The Media and Democracy Project slammed the Times for putting Peters' analysis of the protests on its front page while burying straight news coverage of the events on page A18.
"NYT editors CHOSE that Jeremy Peters's opinions would frame the No Kings demonstrations and pro-democracy movement to millions of NYT readers," the group commented.
Joe Adalian, west coast editor for New York Mag's Vulture, criticized a Times report on the No Kings demonstrations that quoted a "skeptic" of the protests without noting that said skeptic was the chairman of the Ole Miss College Republicans.
"Of course, the Times doesn’t ID him as such," remarked Adalian. "He's just a Concerned Youth."
Jeff Jarvis, professor emeritus at the CUNY Graduate School of Journalism, took issue with a Times piece that offered five "takeaways" from the No Kings events that somehow managed to miss their broader significance.
"I despise the five-takeaways journalistic trope the Broken Times loves so," Jarvis wrote. "It is reductionist, hubristic in its claim to summarize any complex event. This one leaves out much, like the defense of democracy against fascism."

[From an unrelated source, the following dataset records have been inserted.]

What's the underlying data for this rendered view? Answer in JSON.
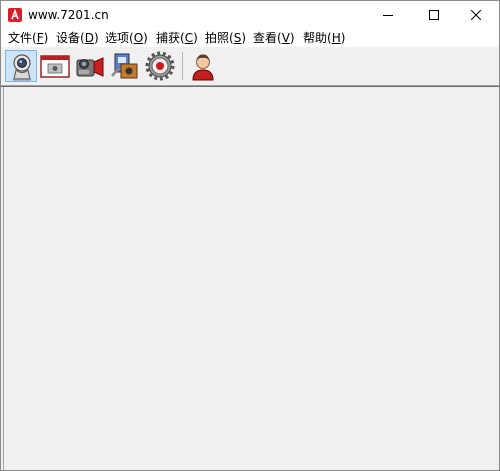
{
  "window": {
    "title": "www.7201.cn"
  },
  "menu": [
    {
      "name": "file",
      "label": "文件(",
      "key": "F",
      "end": ")"
    },
    {
      "name": "device",
      "label": "设备(",
      "key": "D",
      "end": ")"
    },
    {
      "name": "options",
      "label": "选项(",
      "key": "O",
      "end": ")"
    },
    {
      "name": "capture",
      "label": "捕获(",
      "key": "C",
      "end": ")"
    },
    {
      "name": "photo",
      "label": "拍照(",
      "key": "S",
      "end": ")"
    },
    {
      "name": "view",
      "label": "查看(",
      "key": "V",
      "end": ")"
    },
    {
      "name": "help",
      "label": "帮助(",
      "key": "H",
      "end": ")"
    }
  ],
  "toolbar": {
    "buttons": [
      "webcam-icon",
      "window-capture-icon",
      "camcorder-icon",
      "media-tools-icon",
      "record-gear-icon",
      "user-avatar-icon"
    ]
  },
  "colors": {
    "accent": "#d81e28",
    "client_bg": "#f0f0f0",
    "active_button": "#cce4f7"
  }
}
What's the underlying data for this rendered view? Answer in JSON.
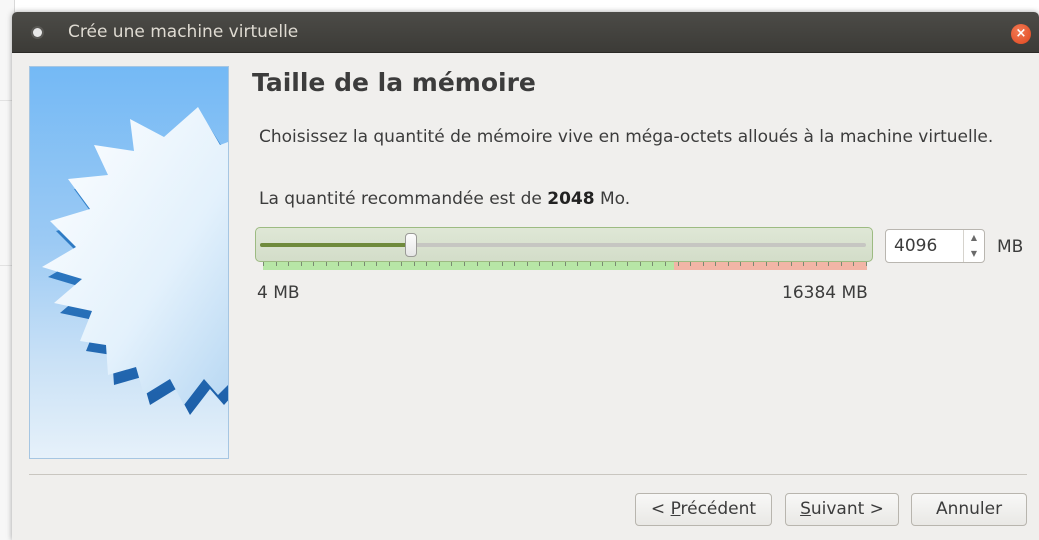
{
  "window": {
    "title": "Crée une machine virtuelle",
    "close_label": "×"
  },
  "page": {
    "heading": "Taille de la mémoire",
    "description": "Choisissez la quantité de mémoire vive en méga-octets alloués à la machine virtuelle.",
    "recommendation": {
      "prefix": "La quantité recommandée est de ",
      "value": "2048",
      "suffix": " Mo."
    }
  },
  "memory": {
    "value": "4096",
    "unit": "MB",
    "min_label": "4 MB",
    "max_label": "16384 MB",
    "min_mb": 4,
    "max_mb": 16384,
    "current_mb": 4096,
    "safe_limit_fraction": 0.68
  },
  "buttons": {
    "previous": {
      "accel": "P",
      "rest": "récédent",
      "prefix": "< "
    },
    "next": {
      "accel": "S",
      "rest": "uivant >"
    },
    "cancel": "Annuler"
  },
  "colors": {
    "slider_fill": "#6f8a3c",
    "scale_safe": "#b7e6a6",
    "scale_danger": "#f2b5a6",
    "close_button": "#e0461e"
  },
  "icons": {
    "close": "close-icon",
    "window_menu": "window-menu-dot-icon",
    "wizard_art": "starburst-icon"
  }
}
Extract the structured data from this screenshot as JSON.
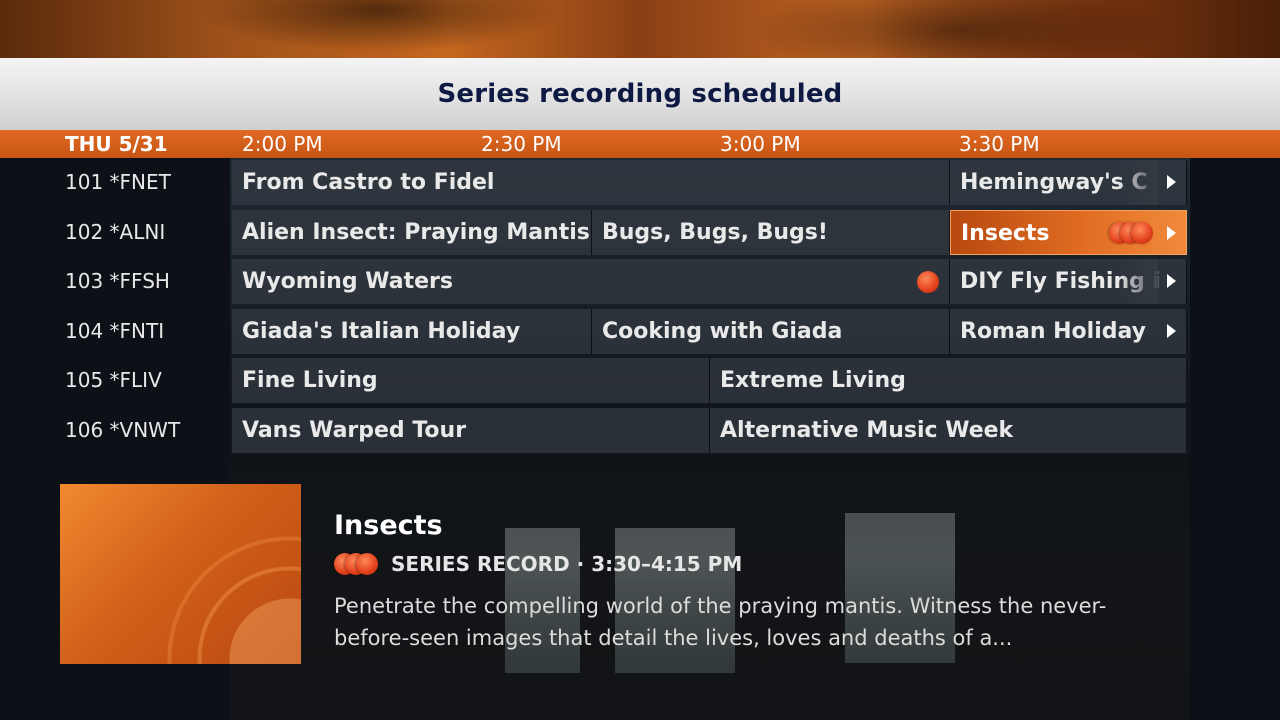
{
  "banner": {
    "message": "Series recording scheduled"
  },
  "timebar": {
    "date": "THU 5/31",
    "slots": [
      "2:00 PM",
      "2:30 PM",
      "3:00 PM",
      "3:30 PM"
    ]
  },
  "rows": [
    {
      "channel": "101 *FNET",
      "programs": [
        "From Castro to Fidel",
        "Hemingway's C"
      ]
    },
    {
      "channel": "102 *ALNI",
      "programs": [
        "Alien Insect: Praying Mantis",
        "Bugs, Bugs, Bugs!",
        "Insects"
      ]
    },
    {
      "channel": "103 *FFSH",
      "programs": [
        "Wyoming Waters",
        "DIY Fly Fishing i"
      ]
    },
    {
      "channel": "104 *FNTI",
      "programs": [
        "Giada's Italian Holiday",
        "Cooking with Giada",
        "Roman Holiday"
      ]
    },
    {
      "channel": "105 *FLIV",
      "programs": [
        "Fine Living",
        "Extreme Living"
      ]
    },
    {
      "channel": "106 *VNWT",
      "programs": [
        "Vans Warped Tour",
        "Alternative Music Week"
      ]
    }
  ],
  "detail": {
    "title": "Insects",
    "meta": "SERIES RECORD  ·  3:30–4:15 PM",
    "description": "Penetrate the compelling world of the praying mantis. Witness the never-before-seen images that detail the lives, loves and deaths of a..."
  },
  "icons": {
    "record": "record-dot-icon",
    "series_record": "series-record-icon",
    "more": "chevron-right-icon"
  },
  "colors": {
    "accent_orange": "#e06a22",
    "banner_text": "#0e1a44",
    "cell_bg": "#343a42",
    "record_red": "#e2401c"
  }
}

Journalist Miranda Spencer took stock of the Times' entire coverage of the No Kings demonstrations and declared it "clueless," while noting that USA Today did a far better job of communicating their significance to readers.
Harper's Magazine contributing editor Scott Horton similarly argued that international news organizations were giving the No Kings events more substantive coverage than the Times.
"In Le Monde and dozens of serious newspapers around the world, prominent coverage of No Kings 3, which brought millions of Americans on to the streets to protest Trump," Horton observed. "In NYT, an illiterate rant from Jeremy W Peters and no meaningful coverage of the protests. Something very strange going on here."